3- Davalı-karşı davacı vekilinin diğer temyiz itirazlarına gelince;
Mahkemece, karşı dava yazılı gerekçe ile reddine karar verilmiş ise de, dosya kapsamının hüküm kurmaya elverişli olmadığı anlaşılmaktadır. Taraflar, 30.11.1986 tarihinde evlenmiş olup, 14.07.2006 tarihinde açılan boşanma davasının kabulüne ilişkin hükmün 01.03.2010 tarihinde kesinleşmesiyle boşanmıştır. Evlilik birliği içinde, 16.02.1993"te davalı ve davacının şirketi eşit hisse ile devraldıkları, 17.12.2002 yılında davalı erkeğin hissesini dava dışı babasına devrettiği, söz konusu şirketin 17.01.2006 tarihinde tasfiye kararı aldığı ve evlilik birliği devam ederken 05.06.2007 tarihinde tasfiyenin sona erdiği dosyadan sabit ise de bu tasfiye sonucu karşı davalı eşin artık değer elde edip etmediğine ilişkin herhangi bir araştırma yapılmadığı anlaşılmaktadır.

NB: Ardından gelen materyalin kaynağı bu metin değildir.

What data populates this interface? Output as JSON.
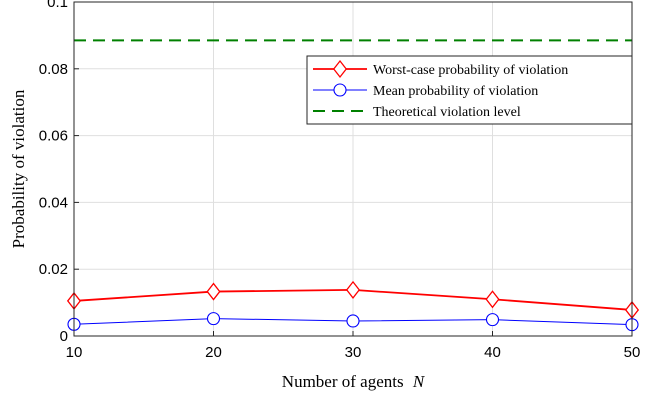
{
  "chart_data": {
    "type": "line",
    "xlabel": "Number of agents",
    "xlabel_var": "N",
    "ylabel": "Probability of violation",
    "xlim": [
      10,
      50
    ],
    "ylim": [
      0,
      0.1
    ],
    "x_ticks": [
      10,
      20,
      30,
      40,
      50
    ],
    "y_ticks": [
      0,
      0.02,
      0.04,
      0.06,
      0.08,
      0.1
    ],
    "y_tick_labels": [
      "0",
      "0.02",
      "0.04",
      "0.06",
      "0.08",
      "0.1"
    ],
    "grid": true,
    "legend_position": "upper-right",
    "x": [
      10,
      20,
      30,
      40,
      50
    ],
    "series": [
      {
        "name": "Worst-case probability of violation",
        "values": [
          0.0105,
          0.0133,
          0.0138,
          0.011,
          0.0078
        ],
        "color": "#ff0000",
        "marker": "diamond",
        "style": "solid"
      },
      {
        "name": "Mean probability of violation",
        "values": [
          0.0035,
          0.0052,
          0.0045,
          0.0049,
          0.0034
        ],
        "color": "#0000ff",
        "marker": "circle",
        "style": "solid"
      },
      {
        "name": "Theoretical violation level",
        "values": [
          0.0885,
          0.0885,
          0.0885,
          0.0885,
          0.0885
        ],
        "color": "#008000",
        "marker": "none",
        "style": "dashed"
      }
    ]
  }
}
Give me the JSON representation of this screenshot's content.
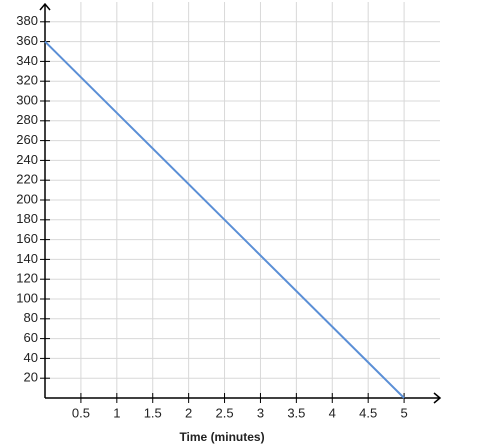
{
  "chart_data": {
    "type": "line",
    "x_label": "Time (minutes)",
    "x": [
      0,
      5
    ],
    "series": [
      {
        "color": "#5b8fd6",
        "values": [
          360,
          0
        ]
      }
    ],
    "xlim": [
      0,
      5.5
    ],
    "xticks": [
      0.5,
      1,
      1.5,
      2,
      2.5,
      3,
      3.5,
      4,
      4.5,
      5
    ],
    "ylim": [
      0,
      400
    ],
    "yticks": [
      20,
      40,
      60,
      80,
      100,
      120,
      140,
      160,
      180,
      200,
      220,
      240,
      260,
      280,
      300,
      320,
      340,
      360,
      380
    ],
    "grid": true
  }
}
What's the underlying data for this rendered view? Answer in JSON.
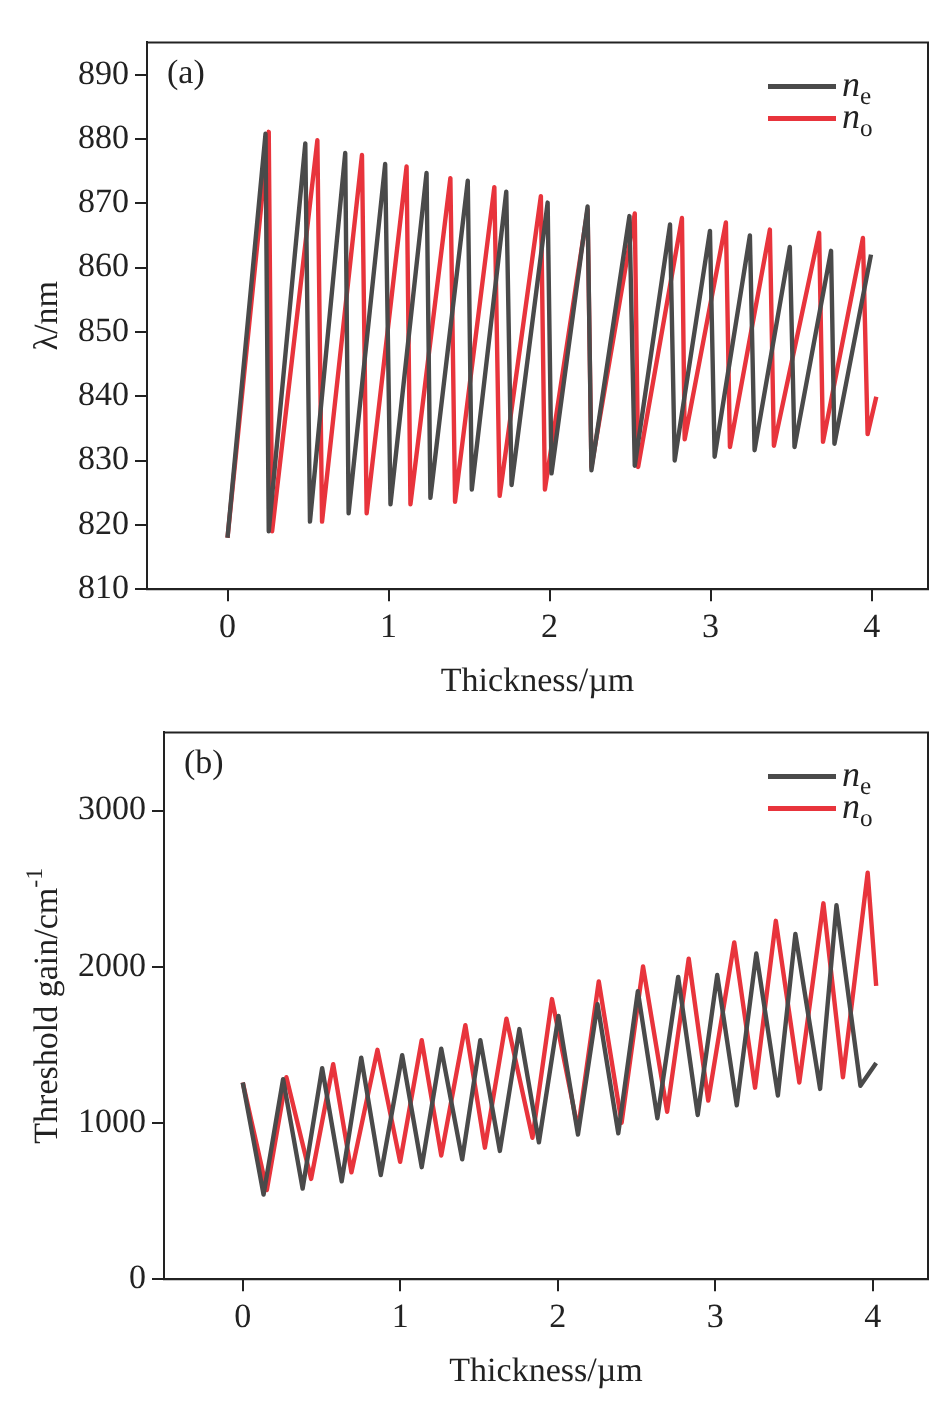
{
  "chart_data": [
    {
      "type": "line",
      "xlabel": "Thickness/µm",
      "ylabel": "λ/nm",
      "annotations": [
        "(a)"
      ],
      "xlim": [
        -0.5,
        4.35
      ],
      "ylim": [
        810,
        895
      ],
      "xticks": [
        0,
        1,
        2,
        3,
        4
      ],
      "yticks": [
        810,
        820,
        830,
        840,
        850,
        860,
        870,
        880,
        890
      ],
      "grid": false,
      "legend": "top right",
      "marker": "none",
      "line_style": "solid",
      "series": [
        {
          "name": "n$_{e}$",
          "color": "#4a4a4a",
          "x": [
            0,
            0.236,
            0.256,
            0.483,
            0.512,
            0.731,
            0.752,
            0.979,
            1.012,
            1.236,
            1.26,
            1.492,
            1.517,
            1.731,
            1.764,
            1.988,
            2.012,
            2.236,
            2.26,
            2.496,
            2.529,
            2.748,
            2.777,
            2.996,
            3.025,
            3.244,
            3.273,
            3.492,
            3.521,
            3.748,
            3.769,
            3.996
          ],
          "values": [
            818,
            880.8,
            819,
            879.3,
            820.5,
            877.8,
            821.8,
            876.1,
            823.2,
            874.7,
            824.2,
            873.5,
            825.5,
            871.8,
            826.2,
            870.1,
            828,
            869.5,
            828.5,
            868,
            829.2,
            866.7,
            830,
            865.7,
            830.6,
            865,
            831.6,
            863.2,
            832.1,
            862.6,
            832.6,
            862
          ]
        },
        {
          "name": "n$_{o}$",
          "color": "#e8343c",
          "x": [
            0,
            0.256,
            0.277,
            0.558,
            0.587,
            0.835,
            0.864,
            1.112,
            1.136,
            1.384,
            1.413,
            1.657,
            1.69,
            1.946,
            1.971,
            2.236,
            2.26,
            2.529,
            2.55,
            2.822,
            2.839,
            3.095,
            3.12,
            3.368,
            3.393,
            3.674,
            3.698,
            3.946,
            3.975,
            4.029
          ],
          "values": [
            818,
            881.1,
            819,
            879.8,
            820.5,
            877.5,
            821.8,
            875.7,
            823.2,
            873.9,
            823.6,
            872.5,
            824.5,
            871.1,
            825.5,
            869,
            829,
            868.4,
            829,
            867.7,
            833.3,
            867,
            832.1,
            865.9,
            832.3,
            865.4,
            832.9,
            864.6,
            834.1,
            839.9
          ]
        }
      ]
    },
    {
      "type": "line",
      "xlabel": "Thickness/µm",
      "ylabel": "Threshold gain/cm$^{-1}$",
      "annotations": [
        "(b)"
      ],
      "xlim": [
        -0.5,
        4.35
      ],
      "ylim": [
        0,
        3500
      ],
      "xticks": [
        0,
        1,
        2,
        3,
        4
      ],
      "yticks": [
        0,
        1000,
        2000,
        3000
      ],
      "grid": false,
      "legend": "top right",
      "marker": "none",
      "line_style": "solid",
      "series": [
        {
          "name": "n$_{e}$",
          "color": "#4a4a4a",
          "x": [
            0,
            0.132,
            0.256,
            0.38,
            0.504,
            0.628,
            0.752,
            0.876,
            1.012,
            1.136,
            1.26,
            1.393,
            1.508,
            1.632,
            1.756,
            1.88,
            2.004,
            2.128,
            2.252,
            2.384,
            2.508,
            2.632,
            2.764,
            2.888,
            3.012,
            3.136,
            3.26,
            3.397,
            3.508,
            3.665,
            3.769,
            3.921,
            4.021
          ],
          "values": [
            1259,
            542,
            1280,
            580,
            1351,
            626,
            1418,
            667,
            1434,
            717,
            1476,
            767,
            1530,
            821,
            1601,
            876,
            1685,
            926,
            1760,
            934,
            1843,
            1030,
            1935,
            1051,
            1947,
            1113,
            2085,
            1176,
            2210,
            1218,
            2394,
            1238,
            1384
          ]
        },
        {
          "name": "n$_{o}$",
          "color": "#e8343c",
          "x": [
            0,
            0.153,
            0.277,
            0.434,
            0.574,
            0.69,
            0.855,
            0.999,
            1.136,
            1.26,
            1.413,
            1.537,
            1.674,
            1.839,
            1.963,
            2.128,
            2.26,
            2.405,
            2.541,
            2.694,
            2.831,
            2.955,
            3.12,
            3.252,
            3.384,
            3.533,
            3.686,
            3.81,
            3.967,
            4.021
          ],
          "values": [
            1259,
            571,
            1293,
            642,
            1376,
            684,
            1468,
            751,
            1530,
            792,
            1626,
            842,
            1668,
            905,
            1793,
            959,
            1906,
            1001,
            2002,
            1072,
            2052,
            1143,
            2156,
            1226,
            2294,
            1259,
            2406,
            1293,
            2602,
            1877
          ]
        }
      ]
    }
  ]
}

Mahkemece, yapılacak iş şirkete ait tasfiye raporları, bilançoları ilgili yerlerden temin edilip getirtilerek gerekirse konusunda uzman bilirkişiden rapor aldırılmak suretiyle şirket nedeniyle karşı davalının artık değeri olup olmadığının tespiti ve sonucuna göre karşı davacının katılma alacağı talebi hakkında bir karar verilmesi gerekirken eksik araştırma ve inceleme ile karar verilmesi bozma nedeni yapılmıştır.
SONUÇ: Temyiz olunan kararın yukarıda (2) nolu bentte gösterilen nedenlerle davacı-karşı davalı vekilinin, (3) nolu bentte gösterilen nedenler ile davalı-karşı davacı vekilinin yazılı temyiz itirazları yerinde görüldüğünden kabulü ile hükmün 6100 sayılı HMK"nun Geçici 3. maddesi yollaması ile HUMK’nun 428. maddesi uyarınca BOZULMASINA, bozma nedenine göre taraf vekillerinin yargılama gideri ve vekalet ücretine yönelik temyiz itirazlarının şimdilik incelenmesine yer olmadığına, her iki taraf vekilinin diğer temyiz itirazlarının yukarıda (1). bentte gösterilen nedenle reddine, taraflarca HUMK"nun 440/I maddesi gereğince Yargıtay Daire ilamının tebliğinden itibaren ilama karşı 15 gün içinde karar düzeltme isteğinde bulunulabileceğine ve peşin harcın temyiz edenlere ayrı ayrı iadesine, 16.05.2017 tarihinde oybirliğiyle karar verildi.